The plan proposes a combined replacement project for the Royal Australian Navy’s Sikorsky S-70B Seahawk and Kaman SH-2G(A) Super Seasprite helicopters, although decisions have yet to be made on whether to retain the Seasprites.

Designated Project Air 9000 Phase 8, the effort aims to deliver a common maritime combat helicopter type to enter service between 2017 and 2019 at an expected cost of A$2.5-3.5 billion. It also confirms that final government funding approvals to acquire Lockheed Martin F-35 Joint Strike Fighters will occur during Australia’s 2008-9 financial year.

The Wedgetail upgrade is forecast as costing up to A$50 million and will provide the aircraft with expanded datalinks and an ability to identify maritime targets.

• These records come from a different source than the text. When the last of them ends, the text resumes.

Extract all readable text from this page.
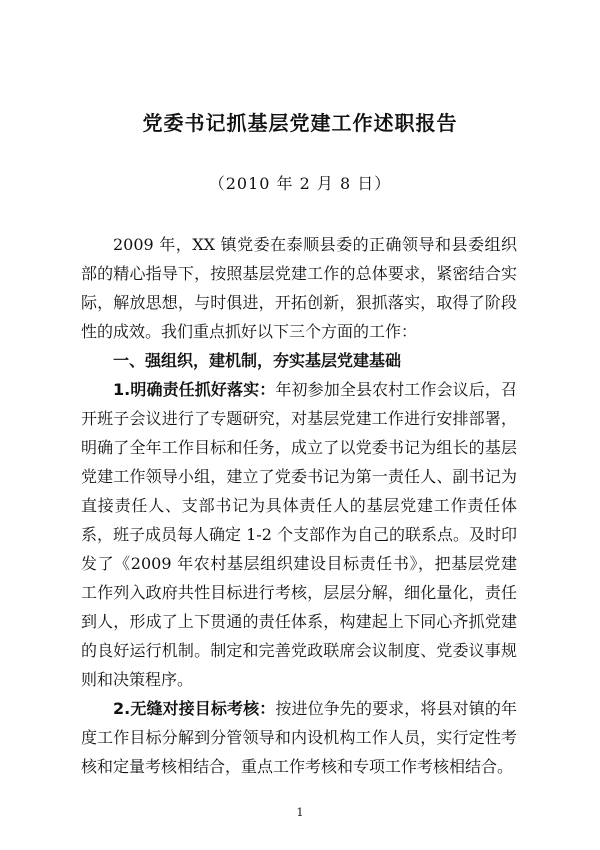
党委书记抓基层党建工作述职报告
（2010 年 2 月 8 日）

2009 年，XX 镇党委在泰顺县委的正确领导和县委组织部的精心指导下，按照基层党建工作的总体要求，紧密结合实际，解放思想，与时俱进，开拓创新，狠抓落实，取得了阶段性的成效。我们重点抓好以下三个方面的工作：

一、强组织，建机制，夯实基层党建基础

1.明确责任抓好落实：年初参加全县农村工作会议后，召开班子会议进行了专题研究，对基层党建工作进行安排部署，明确了全年工作目标和任务，成立了以党委书记为组长的基层党建工作领导小组，建立了党委书记为第一责任人、副书记为直接责任人、支部书记为具体责任人的基层党建工作责任体系，班子成员每人确定 1-2 个支部作为自己的联系点。及时印发了《2009 年农村基层组织建设目标责任书》，把基层党建工作列入政府共性目标进行考核，层层分解，细化量化，责任到人，形成了上下贯通的责任体系，构建起上下同心齐抓党建的良好运行机制。制定和完善党政联席会议制度、党委议事规则和决策程序。

2.无缝对接目标考核：按进位争先的要求，将县对镇的年度工作目标分解到分管领导和内设机构工作人员，实行定性考核和定量考核相结合，重点工作考核和专项工作考核相结合。

1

The new capabilities are expected to be operationally available between 2018 and 2020.

An expansion to the RAAF’s current F-18 centre barrel replacement programme will cost A$600-750 million and is intended to ensure sufficient aircraft remain in service until the planned introduction of the JSF. The plan also confirms a proposed A$350-450 million mid-life upgrade to the RAAF’s BAE Systems Hawk 127 lead-in fighter trainers, to be implemented between 2017 and 2019.

The budget increase for the first phase of Australia’s planned Project Air 7000 multi-mission endurance UAV requirement represents a 25% increase on previous 10-year plan provisions of between A$750 million and A$1 billion. Final government approvals are proposed for the 2007-8 financial year, with a restricted tender process expected to be launched next year between General Atomics Aeronautical Systems and Northrop Grumman.

The deferral of the Project Air 7000 Phase 2 AP-3C replacement or upgrade programme will be offset by a “capability assurance programme” for the Orions worth A$245-330 million over the next five years. A replacement aircraft programme is expected to cost A$3.5-4.5 billion, with final approval to occur from 2011-14 and the new platform to enter service from 2015-17.